Most impressive of all is the ease with which the researchers were able to do all this using only 500 genuine CAPTCHAs to refine the solver instead of the millions previously needed.
It also did its work at a rate of 0.05 seconds per CAPTCHA from a humble desktop computer and GPU.
Lancaster University’s Dr Zheng Wang:

We show for the first time that an adversary can quickly launch an attack on a new text-based captcha scheme with very low effort. This is scary because it means that this first security defence of many websites is no longer reliable.
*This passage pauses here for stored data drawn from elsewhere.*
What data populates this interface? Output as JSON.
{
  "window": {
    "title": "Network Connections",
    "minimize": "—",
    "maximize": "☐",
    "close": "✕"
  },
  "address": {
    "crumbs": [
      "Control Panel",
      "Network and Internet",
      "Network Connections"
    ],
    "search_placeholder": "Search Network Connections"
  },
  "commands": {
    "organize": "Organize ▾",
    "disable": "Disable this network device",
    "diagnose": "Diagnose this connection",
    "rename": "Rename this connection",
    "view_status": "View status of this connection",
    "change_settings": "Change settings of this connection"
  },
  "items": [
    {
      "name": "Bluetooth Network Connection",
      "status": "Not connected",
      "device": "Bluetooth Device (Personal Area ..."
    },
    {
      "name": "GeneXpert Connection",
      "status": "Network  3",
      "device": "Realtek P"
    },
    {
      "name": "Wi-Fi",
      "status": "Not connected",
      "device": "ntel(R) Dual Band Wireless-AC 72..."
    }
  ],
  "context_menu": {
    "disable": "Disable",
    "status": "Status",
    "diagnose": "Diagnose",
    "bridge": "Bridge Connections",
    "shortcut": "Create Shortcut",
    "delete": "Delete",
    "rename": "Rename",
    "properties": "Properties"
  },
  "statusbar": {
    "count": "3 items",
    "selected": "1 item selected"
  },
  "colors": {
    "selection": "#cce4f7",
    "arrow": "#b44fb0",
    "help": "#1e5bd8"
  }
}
Google, for one, have put a lot of effort into new types of CAPTCHA (or reCAPTCHA as Google calls its technology), culminating more recently in their complete disappearance in favour of an alternative system that models a user’s (or bot’s) interaction with websites in a more general way to sift friend from foe.
That makes life harder for neural net AI because there are no text or images to attack. But it surely won’t be long before researchers start trying to figure out how to simulate humans to beat these systems too.
CAPTCHA’s days might be numbered, but like the academics with their GANs, cybercriminals are unlikely to give up that easily.

4 Comments

Captchas and the newer reCaptchas are just another google trick to get you to do their work.
As I understand it the answers provided from the Captcha help to train their AI.If I am going to do that they should be compensating me (they certainly can afford it).
There are other ways to verify human/bot interaction between a user and a site. The original, so I am led to believe, is Duoloingo and there is also Amazon’s Mechanical Turk which does compensate the user.
There is also an ***assumption*** that the user can actually do a captcha. If one is visually impaired for instance. The audio version is no better (even with high end speakers or headphones). Also just take a look at the Laurel vs Yanni debate a few months ago…
I now tend to leave sites that request me to do a Captcha and use the Contact form to inform them of my opinions.